Will Trent from the GBI helps on a case where the killer cuts off a piece of the victims body. Will is forced to work with Michael Ormewood, a detective not interested in receiving help from Trent. Will reminds me Holden from Mindhunters. They’re both soft spoken, fact driven, and sometimes oblivious to things around them. Will is the reason I will keep coming back to this series.
Angie Polanski is a character I’m going to love to hate. She’s broken, jaded, and hard. Her relationship with Will is unhealthy in all the best ways. My first impression of her in the third novel has definitely changed to something more positive.
I spend more time talking about the characters rather than the mystery because Slaughter’s characters at just as complex and interesting as the mystery itself.
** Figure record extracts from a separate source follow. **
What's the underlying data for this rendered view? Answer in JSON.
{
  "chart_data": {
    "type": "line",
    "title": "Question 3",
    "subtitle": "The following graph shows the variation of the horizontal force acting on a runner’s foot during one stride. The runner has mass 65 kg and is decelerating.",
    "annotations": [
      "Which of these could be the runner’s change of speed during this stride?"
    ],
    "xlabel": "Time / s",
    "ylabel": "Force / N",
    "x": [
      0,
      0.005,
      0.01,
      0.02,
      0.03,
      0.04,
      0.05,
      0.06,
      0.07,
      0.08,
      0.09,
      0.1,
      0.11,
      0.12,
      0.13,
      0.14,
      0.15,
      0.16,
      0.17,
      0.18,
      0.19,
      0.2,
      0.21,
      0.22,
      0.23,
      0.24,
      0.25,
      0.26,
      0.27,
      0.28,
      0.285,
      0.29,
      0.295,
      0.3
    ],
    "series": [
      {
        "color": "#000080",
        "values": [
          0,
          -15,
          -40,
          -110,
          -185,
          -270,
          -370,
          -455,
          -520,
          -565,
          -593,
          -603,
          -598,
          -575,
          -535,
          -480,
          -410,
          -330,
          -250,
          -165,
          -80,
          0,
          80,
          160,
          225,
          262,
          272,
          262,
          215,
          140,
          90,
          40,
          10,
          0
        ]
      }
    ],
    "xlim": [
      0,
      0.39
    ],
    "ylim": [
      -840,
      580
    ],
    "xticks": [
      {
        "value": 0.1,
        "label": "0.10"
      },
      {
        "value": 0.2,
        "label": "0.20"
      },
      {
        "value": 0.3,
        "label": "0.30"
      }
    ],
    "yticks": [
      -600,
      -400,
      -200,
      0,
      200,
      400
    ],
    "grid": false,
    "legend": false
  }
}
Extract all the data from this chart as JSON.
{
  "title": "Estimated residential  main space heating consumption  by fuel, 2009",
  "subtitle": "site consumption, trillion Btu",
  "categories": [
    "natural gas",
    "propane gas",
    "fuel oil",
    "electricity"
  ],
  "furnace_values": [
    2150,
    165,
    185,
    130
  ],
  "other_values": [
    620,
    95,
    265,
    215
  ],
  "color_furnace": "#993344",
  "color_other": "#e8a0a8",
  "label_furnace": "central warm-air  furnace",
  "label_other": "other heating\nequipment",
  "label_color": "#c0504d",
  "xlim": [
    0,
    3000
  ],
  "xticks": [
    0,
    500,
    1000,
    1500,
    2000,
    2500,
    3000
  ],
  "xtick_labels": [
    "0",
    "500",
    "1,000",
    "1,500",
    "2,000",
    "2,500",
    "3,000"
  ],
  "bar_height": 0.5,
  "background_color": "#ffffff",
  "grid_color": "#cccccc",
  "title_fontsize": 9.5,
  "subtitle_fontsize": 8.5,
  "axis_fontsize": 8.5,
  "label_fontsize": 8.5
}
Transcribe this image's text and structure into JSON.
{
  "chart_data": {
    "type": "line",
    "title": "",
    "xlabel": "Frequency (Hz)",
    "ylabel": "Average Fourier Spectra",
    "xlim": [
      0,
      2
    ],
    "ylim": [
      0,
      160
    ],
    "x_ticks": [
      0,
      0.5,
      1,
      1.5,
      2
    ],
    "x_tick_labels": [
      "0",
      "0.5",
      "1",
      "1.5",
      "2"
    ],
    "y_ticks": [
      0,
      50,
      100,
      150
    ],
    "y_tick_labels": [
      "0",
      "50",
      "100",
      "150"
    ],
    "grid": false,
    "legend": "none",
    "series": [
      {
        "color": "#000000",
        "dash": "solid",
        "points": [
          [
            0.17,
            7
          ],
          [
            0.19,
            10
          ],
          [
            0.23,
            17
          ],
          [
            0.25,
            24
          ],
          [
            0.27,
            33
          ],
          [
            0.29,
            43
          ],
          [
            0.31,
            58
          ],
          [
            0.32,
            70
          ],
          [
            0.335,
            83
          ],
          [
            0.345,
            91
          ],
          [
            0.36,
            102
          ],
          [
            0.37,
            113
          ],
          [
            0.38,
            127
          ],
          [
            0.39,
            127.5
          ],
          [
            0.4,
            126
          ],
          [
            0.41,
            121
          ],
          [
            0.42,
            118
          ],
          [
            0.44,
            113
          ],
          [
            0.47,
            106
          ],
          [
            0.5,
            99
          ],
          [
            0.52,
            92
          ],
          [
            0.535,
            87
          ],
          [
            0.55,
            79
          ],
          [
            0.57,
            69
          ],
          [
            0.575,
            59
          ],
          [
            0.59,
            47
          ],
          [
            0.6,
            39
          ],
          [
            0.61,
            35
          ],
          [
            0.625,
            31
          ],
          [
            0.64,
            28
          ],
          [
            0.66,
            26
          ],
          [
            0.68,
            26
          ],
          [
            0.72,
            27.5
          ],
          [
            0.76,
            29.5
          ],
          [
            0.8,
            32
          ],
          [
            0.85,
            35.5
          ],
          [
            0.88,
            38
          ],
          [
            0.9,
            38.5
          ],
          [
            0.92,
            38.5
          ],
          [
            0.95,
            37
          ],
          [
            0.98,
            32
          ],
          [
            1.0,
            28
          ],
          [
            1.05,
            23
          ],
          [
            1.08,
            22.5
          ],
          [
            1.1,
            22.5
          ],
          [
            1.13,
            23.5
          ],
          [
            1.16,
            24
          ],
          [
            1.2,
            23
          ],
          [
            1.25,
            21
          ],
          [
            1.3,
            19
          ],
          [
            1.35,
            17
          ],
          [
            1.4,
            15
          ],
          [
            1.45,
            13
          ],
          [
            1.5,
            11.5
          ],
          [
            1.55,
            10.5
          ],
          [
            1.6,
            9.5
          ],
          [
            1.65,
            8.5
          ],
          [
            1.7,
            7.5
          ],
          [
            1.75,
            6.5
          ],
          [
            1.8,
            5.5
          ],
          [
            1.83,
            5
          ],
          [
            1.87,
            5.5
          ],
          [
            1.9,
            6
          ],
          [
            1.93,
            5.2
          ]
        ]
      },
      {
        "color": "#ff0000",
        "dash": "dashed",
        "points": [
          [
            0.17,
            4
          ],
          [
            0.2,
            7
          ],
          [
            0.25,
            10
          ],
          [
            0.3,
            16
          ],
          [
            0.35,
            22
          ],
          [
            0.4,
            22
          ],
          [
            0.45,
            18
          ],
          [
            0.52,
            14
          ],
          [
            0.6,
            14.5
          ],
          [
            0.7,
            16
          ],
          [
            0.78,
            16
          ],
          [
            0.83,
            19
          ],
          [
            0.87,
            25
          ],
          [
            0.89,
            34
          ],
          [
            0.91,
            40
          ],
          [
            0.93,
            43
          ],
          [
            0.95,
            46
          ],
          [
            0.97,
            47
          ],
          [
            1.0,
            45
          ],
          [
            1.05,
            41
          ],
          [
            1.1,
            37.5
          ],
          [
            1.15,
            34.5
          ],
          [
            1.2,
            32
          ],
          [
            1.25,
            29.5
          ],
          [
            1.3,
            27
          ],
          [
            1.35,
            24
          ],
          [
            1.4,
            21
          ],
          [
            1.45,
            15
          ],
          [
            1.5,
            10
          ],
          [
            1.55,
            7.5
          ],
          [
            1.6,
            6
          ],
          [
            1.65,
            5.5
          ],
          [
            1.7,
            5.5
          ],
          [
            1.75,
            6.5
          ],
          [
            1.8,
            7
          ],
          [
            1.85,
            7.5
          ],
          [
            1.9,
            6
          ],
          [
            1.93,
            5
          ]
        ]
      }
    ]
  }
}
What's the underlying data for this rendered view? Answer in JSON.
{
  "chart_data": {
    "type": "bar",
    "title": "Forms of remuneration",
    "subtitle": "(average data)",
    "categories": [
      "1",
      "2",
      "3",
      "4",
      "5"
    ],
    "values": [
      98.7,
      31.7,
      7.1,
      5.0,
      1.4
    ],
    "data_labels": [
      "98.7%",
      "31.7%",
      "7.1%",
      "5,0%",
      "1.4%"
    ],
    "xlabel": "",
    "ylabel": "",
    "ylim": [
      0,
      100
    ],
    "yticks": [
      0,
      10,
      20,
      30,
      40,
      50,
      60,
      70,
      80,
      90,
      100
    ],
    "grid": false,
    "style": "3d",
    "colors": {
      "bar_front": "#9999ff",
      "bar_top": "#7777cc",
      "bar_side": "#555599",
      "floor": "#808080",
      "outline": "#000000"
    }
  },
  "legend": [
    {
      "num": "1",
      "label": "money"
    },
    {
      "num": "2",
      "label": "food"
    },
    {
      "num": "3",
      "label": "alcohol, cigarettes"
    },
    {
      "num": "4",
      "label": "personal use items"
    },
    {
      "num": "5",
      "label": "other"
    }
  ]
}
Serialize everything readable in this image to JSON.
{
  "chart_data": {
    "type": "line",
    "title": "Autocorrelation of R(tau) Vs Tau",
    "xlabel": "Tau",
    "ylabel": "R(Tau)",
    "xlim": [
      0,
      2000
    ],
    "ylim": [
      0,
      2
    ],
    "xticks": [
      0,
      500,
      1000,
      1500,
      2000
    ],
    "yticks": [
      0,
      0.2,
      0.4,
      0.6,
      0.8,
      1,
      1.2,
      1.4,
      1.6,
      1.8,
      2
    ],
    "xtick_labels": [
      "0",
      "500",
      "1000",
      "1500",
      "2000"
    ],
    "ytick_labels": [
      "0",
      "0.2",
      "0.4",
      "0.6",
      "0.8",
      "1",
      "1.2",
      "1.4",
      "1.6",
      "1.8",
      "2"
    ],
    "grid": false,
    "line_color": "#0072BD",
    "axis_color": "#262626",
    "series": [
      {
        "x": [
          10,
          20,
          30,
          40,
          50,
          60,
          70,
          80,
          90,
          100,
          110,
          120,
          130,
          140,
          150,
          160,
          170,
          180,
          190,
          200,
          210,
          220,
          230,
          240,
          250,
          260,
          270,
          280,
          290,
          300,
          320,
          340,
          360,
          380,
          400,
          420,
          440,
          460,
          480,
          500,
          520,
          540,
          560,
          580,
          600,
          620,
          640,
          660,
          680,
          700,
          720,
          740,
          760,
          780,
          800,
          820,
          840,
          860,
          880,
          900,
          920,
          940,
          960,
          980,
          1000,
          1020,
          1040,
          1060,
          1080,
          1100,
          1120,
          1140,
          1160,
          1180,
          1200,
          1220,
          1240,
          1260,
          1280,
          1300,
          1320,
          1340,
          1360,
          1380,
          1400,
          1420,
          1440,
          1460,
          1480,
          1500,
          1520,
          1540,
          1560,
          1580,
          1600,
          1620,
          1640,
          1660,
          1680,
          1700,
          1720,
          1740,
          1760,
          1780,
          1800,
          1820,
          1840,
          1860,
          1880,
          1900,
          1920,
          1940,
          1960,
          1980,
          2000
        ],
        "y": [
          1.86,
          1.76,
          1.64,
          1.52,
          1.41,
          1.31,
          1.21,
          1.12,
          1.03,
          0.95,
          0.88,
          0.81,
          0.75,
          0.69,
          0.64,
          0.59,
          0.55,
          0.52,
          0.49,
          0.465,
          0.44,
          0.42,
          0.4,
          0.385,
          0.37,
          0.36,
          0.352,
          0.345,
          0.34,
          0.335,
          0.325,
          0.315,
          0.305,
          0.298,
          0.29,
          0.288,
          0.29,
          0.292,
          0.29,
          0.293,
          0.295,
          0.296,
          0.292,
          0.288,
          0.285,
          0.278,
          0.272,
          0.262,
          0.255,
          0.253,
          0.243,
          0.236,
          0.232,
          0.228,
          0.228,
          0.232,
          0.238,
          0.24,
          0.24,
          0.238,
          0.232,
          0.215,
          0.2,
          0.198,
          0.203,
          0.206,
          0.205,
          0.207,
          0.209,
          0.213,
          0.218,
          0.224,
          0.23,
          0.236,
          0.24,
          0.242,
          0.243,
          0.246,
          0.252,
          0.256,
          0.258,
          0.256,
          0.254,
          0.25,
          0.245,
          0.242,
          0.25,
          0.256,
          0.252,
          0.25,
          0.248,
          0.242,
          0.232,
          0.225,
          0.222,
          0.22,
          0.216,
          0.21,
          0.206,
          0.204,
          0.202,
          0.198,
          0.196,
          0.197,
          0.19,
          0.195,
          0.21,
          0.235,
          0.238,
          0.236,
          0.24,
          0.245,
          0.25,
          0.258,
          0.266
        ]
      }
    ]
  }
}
The reason I rated Triptych four stars instead of five is because I figured out a general sense of what was going on in the mystery without the specifics quickly. So, for a portion of the novel I was waiting for the characters to catch up. There was also a long stretch of the novel where readers get a lot of backstory and information about a single character. It’s a little slow and seemingly unimportant until the bigger picture emerges. If it wasn’t for Slaughter’s compelling writing, I would have been tempted to DNF the novel.
As with all Slaughter novels, trigger warning for almost everything.
Overall, Triptych is a great introduction to these characters with a well plotted mystery.